The process officially begins today, with employees being notified via email. Managers have already received training on how to communicate the news. The job cuts are concentrated within Amazon’s corporate workforce, which accounts for roughly 10% of its 3.5 lakh corporate staff, representing only a small portion of its total 1.5 million global workforce. Despite that, this round surpasses the 27,000 job eliminations of late 2022, making it one of the most significant workforce reductions in the company’s history.

Several major divisions are expected to be affected, including human resources, known internally as the People Experience and Technology (PXT) team, along with operations, devices, and even Amazon Web Services (AWS).
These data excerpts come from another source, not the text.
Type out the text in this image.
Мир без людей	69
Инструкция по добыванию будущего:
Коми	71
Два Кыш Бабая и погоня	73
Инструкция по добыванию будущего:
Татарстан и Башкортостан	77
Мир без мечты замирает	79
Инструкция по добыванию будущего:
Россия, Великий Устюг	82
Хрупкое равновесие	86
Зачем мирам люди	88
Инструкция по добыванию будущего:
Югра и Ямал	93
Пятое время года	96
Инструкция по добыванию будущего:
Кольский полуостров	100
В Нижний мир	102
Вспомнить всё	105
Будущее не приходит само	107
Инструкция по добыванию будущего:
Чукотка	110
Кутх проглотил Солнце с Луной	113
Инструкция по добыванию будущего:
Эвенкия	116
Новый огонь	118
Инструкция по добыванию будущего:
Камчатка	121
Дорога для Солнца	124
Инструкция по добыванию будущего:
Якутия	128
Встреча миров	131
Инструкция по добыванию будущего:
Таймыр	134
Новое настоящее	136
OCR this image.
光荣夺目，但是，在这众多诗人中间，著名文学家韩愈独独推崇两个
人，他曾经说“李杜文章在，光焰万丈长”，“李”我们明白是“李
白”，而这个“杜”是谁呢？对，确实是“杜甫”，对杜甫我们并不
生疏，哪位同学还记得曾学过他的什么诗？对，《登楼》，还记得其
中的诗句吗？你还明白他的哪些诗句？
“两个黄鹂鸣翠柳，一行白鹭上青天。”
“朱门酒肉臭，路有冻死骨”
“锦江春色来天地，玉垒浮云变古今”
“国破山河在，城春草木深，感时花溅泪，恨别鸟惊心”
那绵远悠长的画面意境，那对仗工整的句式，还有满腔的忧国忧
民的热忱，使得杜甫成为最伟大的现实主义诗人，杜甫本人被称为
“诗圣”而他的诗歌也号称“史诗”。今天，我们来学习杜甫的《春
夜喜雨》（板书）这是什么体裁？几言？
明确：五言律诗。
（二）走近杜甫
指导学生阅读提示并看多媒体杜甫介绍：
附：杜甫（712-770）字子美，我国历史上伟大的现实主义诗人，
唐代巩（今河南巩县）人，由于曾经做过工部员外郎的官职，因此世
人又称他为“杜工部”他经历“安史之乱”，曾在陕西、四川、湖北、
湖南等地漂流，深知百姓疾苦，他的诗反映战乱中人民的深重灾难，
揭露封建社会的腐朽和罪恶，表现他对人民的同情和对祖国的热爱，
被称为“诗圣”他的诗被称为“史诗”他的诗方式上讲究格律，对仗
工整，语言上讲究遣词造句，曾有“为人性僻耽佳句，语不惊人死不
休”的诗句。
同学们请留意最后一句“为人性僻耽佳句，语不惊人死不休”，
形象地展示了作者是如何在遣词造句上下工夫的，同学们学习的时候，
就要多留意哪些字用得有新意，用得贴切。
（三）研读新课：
Insiders suggest that up to 15% of Amazon’s HR unit could face layoffs. Over the past two years, the company has already executed smaller cuts in its devices, HR, and podcasting teams, but this latest phase is considerably broader in scale.

CEO Andy Jassy has been vocal about his intention to make Amazon leaner and faster since succeeding Jeff Bezos. His focus has been on reducing “unnecessary bureaucracy” and accelerating decision-making. Earlier this year, he emphasized that artificial intelligence could play a bigger role in automating routine tasks, a development that analysts say has started to shape Amazon’s staffing decisions. According to industry experts, AI-driven productivity gains may be enabling Amazon to operate efficiently with fewer employees.

Another factor behind the layoffs is the company’s strict return-to-office policy, which mandates corporate employees to work on-site five days a week — one of the most stringent among major tech firms. While some expected this rule to prompt voluntary resignations, the effect has been limited. Employees failing to comply, particularly those living far from offices, have reportedly been treated as having “resigned without severance pay.”

Despite the ongoing layoffs, Amazon is preparing for a busy holiday season. The company plans to hire 2.5 lakh temporary workers — the same as previous years — to handle festive demand. Meanwhile, AWS remains Amazon’s primary profit driver, though its growth has slightly lagged behind Microsoft Azure and Google Cloud. Investor sentiment appears positive, as Amazon’s shares rose 1.2% on Monday, reflecting optimism about the company’s renewed focus on profitability and operational efficiency ahead of its quarterly earnings report.